It is unlikely that you would get someone who is severely clinically malnourished in the exam but certain degrees of protein-calorie malnutrition in the long case inpatient would be a reasonable occurrence. At least 25% of acute care inpatients apparently show signs of protein-calorie malnutrition which is a pathologic depletion of the body’s lean tissues caused by starvation +/- catabolic stress.
Historical signs that would point to a diagnosis of PEM include unremitting, involuntary weight loss that is greater than 10% in the previous 6 months, and especially in the last few weeks; severely curtailed food intake; persistent, essentially daily gastrointestinal symptoms such as anorexia, nausea, vomiting or diarrhoea over the last 2 weeks; marked reduction in physical capacity and the presence of metabolic stress due to trauma, inflammation or infection.
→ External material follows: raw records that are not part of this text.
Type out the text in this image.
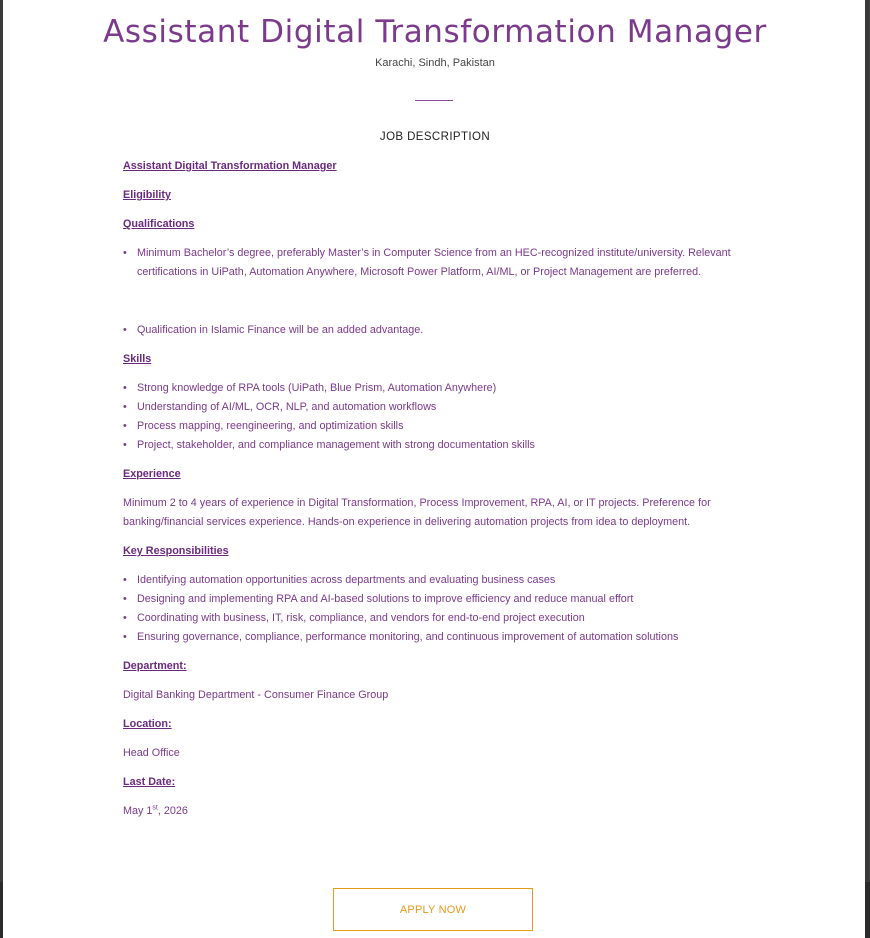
Assistant Digital Transformation Manager
Karachi, Sindh, Pakistan
JOB DESCRIPTION

Assistant Digital Transformation Manager

Eligibility

Qualifications

• Minimum Bachelor’s degree, preferably Master’s in Computer Science from an HEC-recognized institute/university. Relevant certifications in UiPath, Automation Anywhere, Microsoft Power Platform, AI/ML, or Project Management are preferred.
• Qualification in Islamic Finance will be an added advantage.

Skills

• Strong knowledge of RPA tools (UiPath, Blue Prism, Automation Anywhere)
• Understanding of AI/ML, OCR, NLP, and automation workflows
• Process mapping, reengineering, and optimization skills
• Project, stakeholder, and compliance management with strong documentation skills

Experience

Minimum 2 to 4 years of experience in Digital Transformation, Process Improvement, RPA, AI, or IT projects. Preference for banking/financial services experience. Hands-on experience in delivering automation projects from idea to deployment.

Key Responsibilities

• Identifying automation opportunities across departments and evaluating business cases
• Designing and implementing RPA and AI-based solutions to improve efficiency and reduce manual effort
• Coordinating with business, IT, risk, compliance, and vendors for end-to-end project execution
• Ensuring governance, compliance, performance monitoring, and continuous improvement of automation solutions

Department:

Digital Banking Department - Consumer Finance Group

Location:

Head Office

Last Date:

May 1st, 2026

APPLY NOW
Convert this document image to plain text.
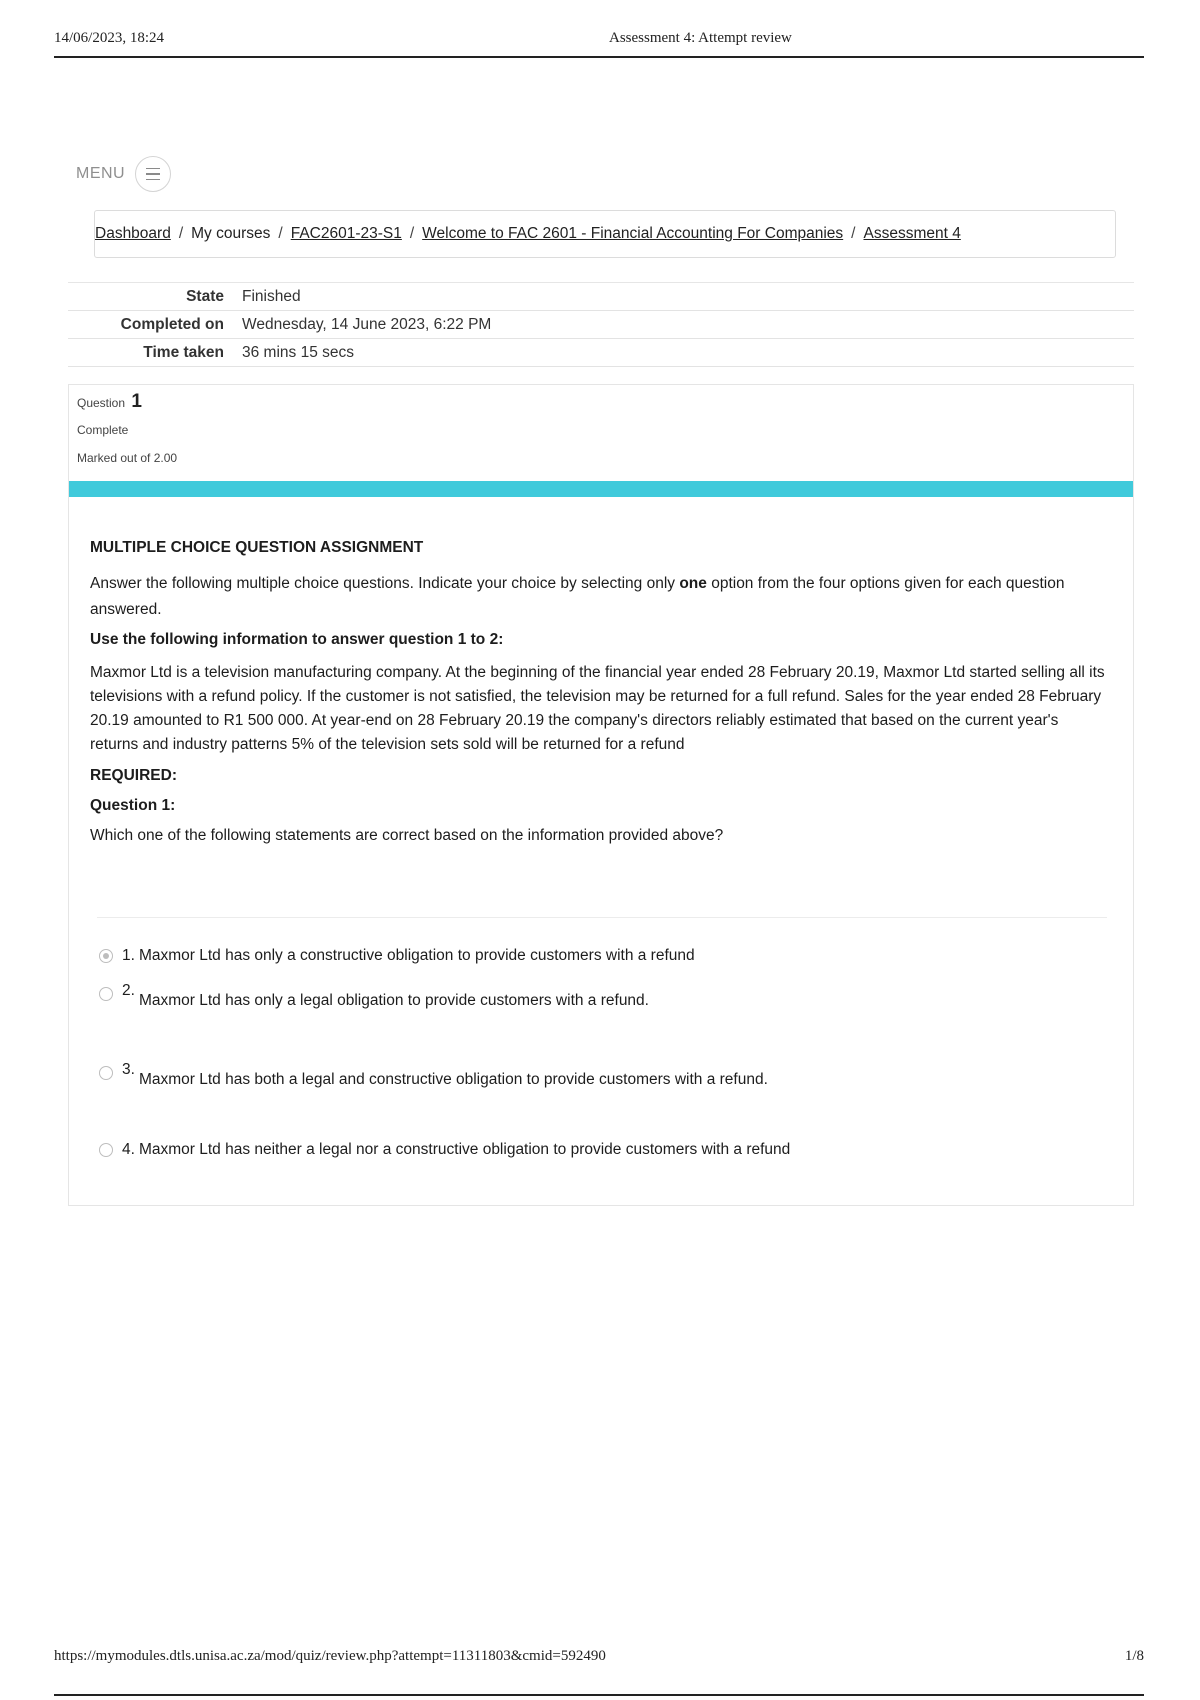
14/06/2023, 18:24	Assessment 4: Attempt review
MENU
Dashboard / My courses / FAC2601-23-S1 / Welcome to FAC 2601 - Financial Accounting For Companies / Assessment 4
State Finished
Completed on Wednesday, 14 June 2023, 6:22 PM
Time taken 36 mins 15 secs
Question 1
Complete
Marked out of 2.00
MULTIPLE CHOICE QUESTION ASSIGNMENT

Answer the following multiple choice questions. Indicate your choice by selecting only one option from the four options given for each question answered.

Use the following information to answer question 1 to 2:
Maxmor Ltd is a television manufacturing company. At the beginning of the financial year ended 28 February 20.19, Maxmor Ltd started selling all its televisions with a refund policy. If the customer is not satisfied, the television may be returned for a full refund. Sales for the year ended 28 February 20.19 amounted to R1 500 000. At year-end on 28 February 20.19 the company's directors reliably estimated that based on the current year's returns and industry patterns 5% of the television sets sold will be returned for a refund
REQUIRED:
Question 1:
Which one of the following statements are correct based on the information provided above?
1. Maxmor Ltd has only a constructive obligation to provide customers with a refund
2.
Maxmor Ltd has only a legal obligation to provide customers with a refund.
3.
Maxmor Ltd has both a legal and constructive obligation to provide customers with a refund.
4. Maxmor Ltd has neither a legal nor a constructive obligation to provide customers with a refund
https://mymodules.dtls.unisa.ac.za/mod/quiz/review.php?attempt=11311803&cmid=592490	1/8
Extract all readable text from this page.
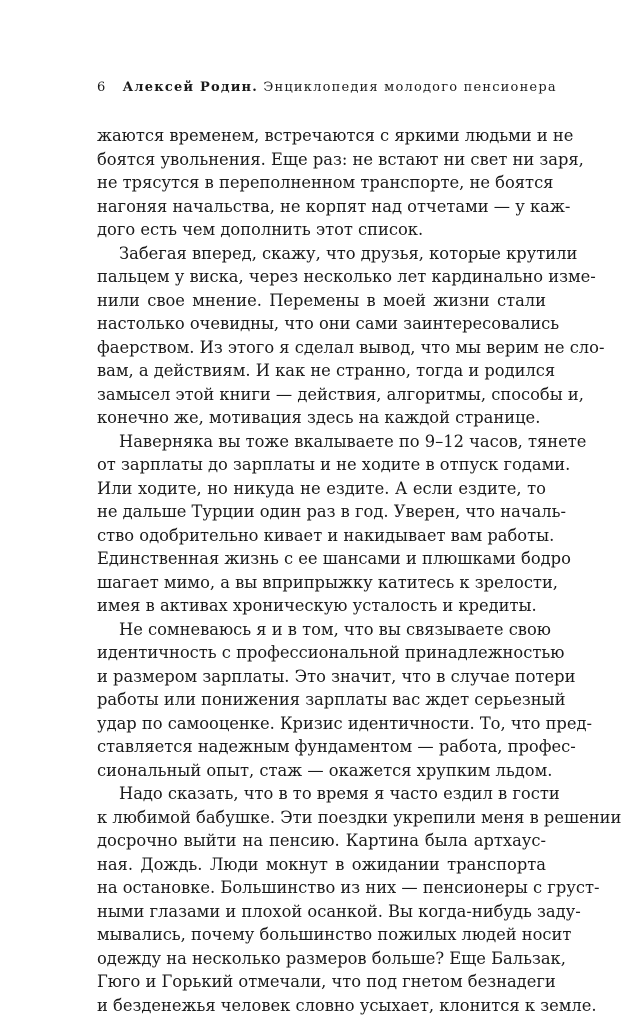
6 Алексей Родин. Энциклопедия молодого пенсионера
жаются временем, встречаются с яркими людьми и не
боятся увольнения. Еще раз: не встают ни свет ни заря,
не трясутся в переполненном транспорте, не боятся
нагоняя начальства, не корпят над отчетами — у каж-
дого есть чем дополнить этот список.
Забегая вперед, скажу, что друзья, которые крутили
пальцем у виска, через несколько лет кардинально изме-
нили свое мнение. Перемены в моей жизни стали
настолько очевидны, что они сами заинтересовались
фаерством. Из этого я сделал вывод, что мы верим не сло-
вам, а действиям. И как не странно, тогда и родился
замысел этой книги — действия, алгоритмы, способы и,
конечно же, мотивация здесь на каждой странице.
Наверняка вы тоже вкалываете по 9–12 часов, тянете
от зарплаты до зарплаты и не ходите в отпуск годами.
Или ходите, но никуда не ездите. А если ездите, то
не дальше Турции один раз в год. Уверен, что началь-
ство одобрительно кивает и накидывает вам работы.
Единственная жизнь с ее шансами и плюшками бодро
шагает мимо, а вы вприпрыжку катитесь к зрелости,
имея в активах хроническую усталость и кредиты.
Не сомневаюсь я и в том, что вы связываете свою
идентичность с профессиональной принадлежностью
и размером зарплаты. Это значит, что в случае потери
работы или понижения зарплаты вас ждет серьезный
удар по самооценке. Кризис идентичности. То, что пред-
ставляется надежным фундаментом — работа, профес-
сиональный опыт, стаж — окажется хрупким льдом.
Надо сказать, что в то время я часто ездил в гости
к любимой бабушке. Эти поездки укрепили меня в решении
досрочно выйти на пенсию. Картина была артхаус-
ная. Дождь. Люди мокнут в ожидании транспорта
на остановке. Большинство из них — пенсионеры с груст-
ными глазами и плохой осанкой. Вы когда-нибудь заду-
мывались, почему большинство пожилых людей носит
одежду на несколько размеров больше? Еще Бальзак,
Гюго и Горький отмечали, что под гнетом безнадеги
и безденежья человек словно усыхает, клонится к земле.
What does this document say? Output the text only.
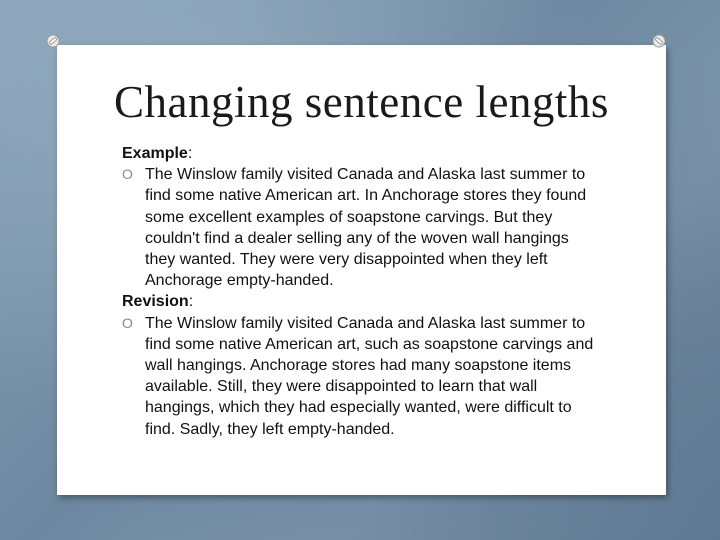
Changing sentence lengths

Example:

O The Winslow family visited Canada and Alaska last summer to find some native American art. In Anchorage stores they found some excellent examples of soapstone carvings. But they couldn't find a dealer selling any of the woven wall hangings they wanted. They were very disappointed when they left Anchorage empty-handed.

Revision:

O The Winslow family visited Canada and Alaska last summer to find some native American art, such as soapstone carvings and wall hangings. Anchorage stores had many soapstone items available. Still, they were disappointed to learn that wall hangings, which they had especially wanted, were difficult to find. Sadly, they left empty-handed.
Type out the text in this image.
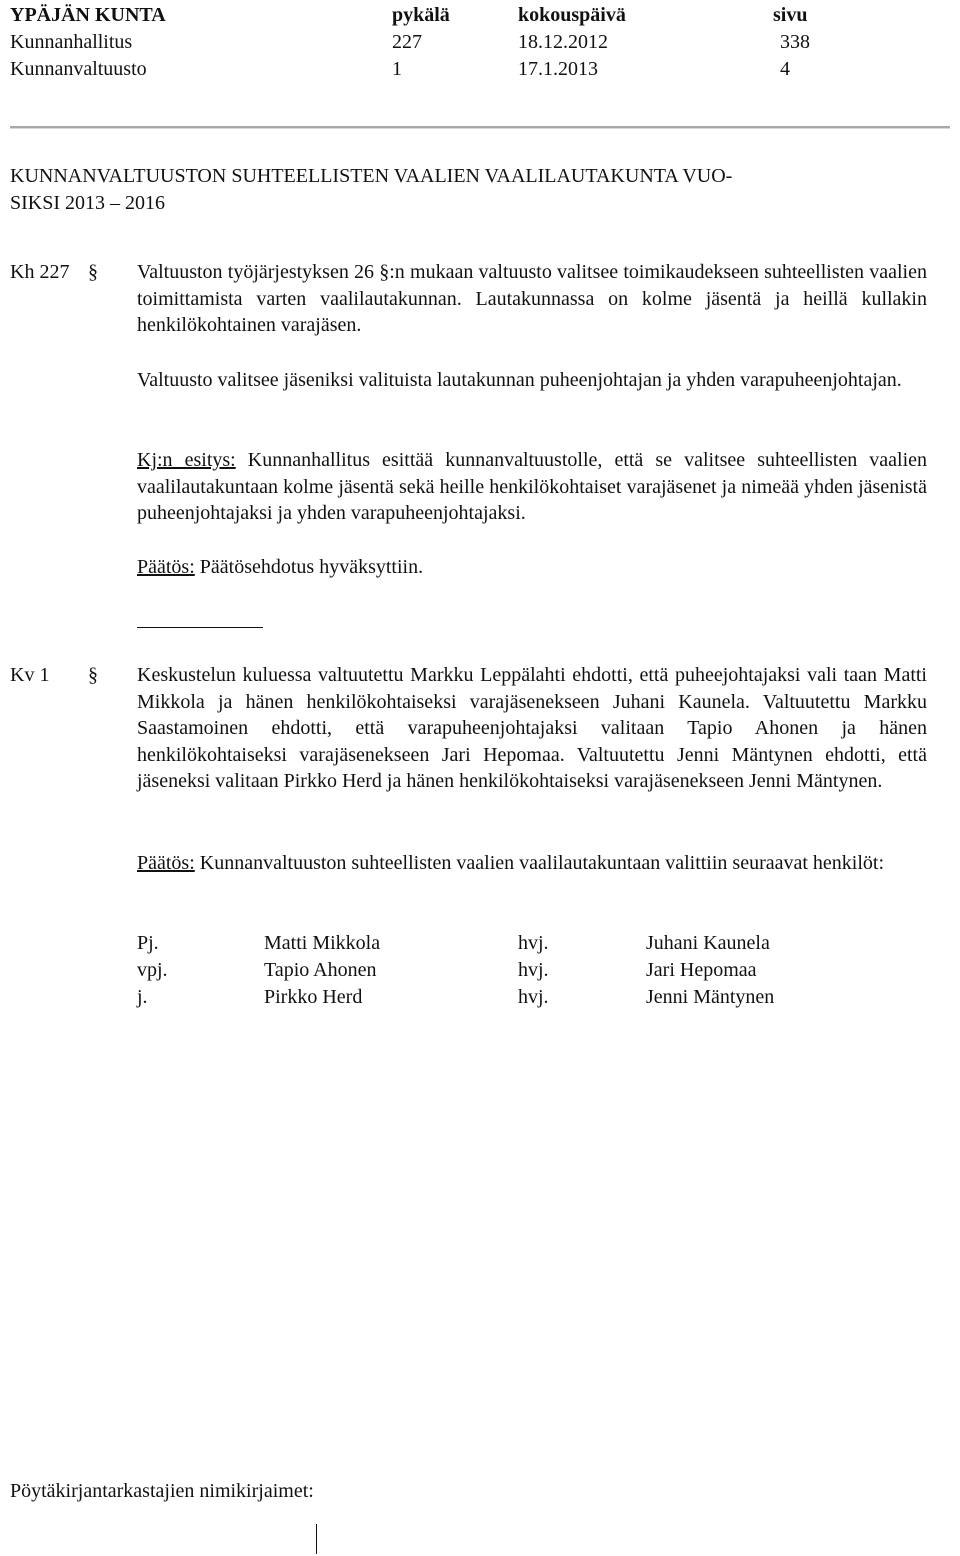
YPÄJÄN KUNTA	pykälä	kokouspäivä	sivu
Kunnanhallitus	227	18.12.2012	338
Kunnanvaltuusto	1	17.1.2013	4
KUNNANVALTUUSTON SUHTEELLISTEN VAALIEN VAALILAUTAKUNTA VUO-
SIKSI 2013 – 2016
Kh 227 § Valtuuston työjärjestyksen 26 §:n mukaan valtuusto valitsee toimikaudekseen suhteellisten vaalien toimittamista varten vaalilautakunnan. Lautakunnassa on kolme jäsentä ja heillä kullakin henkilökohtainen varajäsen.
Valtuusto valitsee jäseniksi valituista lautakunnan puheenjohtajan ja yhden varapuheenjohtajan.
Kj:n esitys: Kunnanhallitus esittää kunnanvaltuustolle, että se valitsee suhteellisten vaalien vaalilautakuntaan kolme jäsentä sekä heille henkilökohtaiset varajäsenet ja nimeää yhden jäsenistä puheenjohtajaksi ja yhden varapuheenjohtajaksi.
Päätös: Päätösehdotus hyväksyttiin.
Kv 1 § Keskustelun kuluessa valtuutettu Markku Leppälahti ehdotti, että puheejohtajaksi vali taan Matti Mikkola ja hänen henkilökohtaiseksi varajäsenekseen Juhani Kaunela. Valtuutettu Markku Saastamoinen ehdotti, että varapuheenjohtajaksi valitaan Tapio Ahonen ja hänen henkilökohtaiseksi varajäsenekseen Jari Hepomaa. Valtuutettu Jenni Mäntynen ehdotti, että jäseneksi valitaan Pirkko Herd ja hänen henkilökohtaiseksi varajäsenekseen Jenni Mäntynen.
Päätös: Kunnanvaltuuston suhteellisten vaalien vaalilautakuntaan valittiin seuraavat henkilöt:
Pj.	Matti Mikkola	hvj.	Juhani Kaunela
vpj.	Tapio Ahonen	hvj.	Jari Hepomaa
j.	Pirkko Herd	hvj.	Jenni Mäntynen
Pöytäkirjantarkastajien nimikirjaimet:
Clinical signs include a reduced body weight, muscle wasting and decreased strength, reduced respiratory and cardiac muscle capacity, skin thinning, hypothermia, apathy, oedema, immunodeficiency. Perhaps look for a loss of subcutaneous fat and decreased mass in the temporal, deltoid, intercostal, upper arm, gluteal, thigh and calf muscles. When commenting on its possibly in an inpatient be sure also to mention more profound measures of malnutrition such as cheilitis and glossitis (Vit B) and ask for nutritional indices such as folate, B12, Iron levels, Albumin and pre-albumin.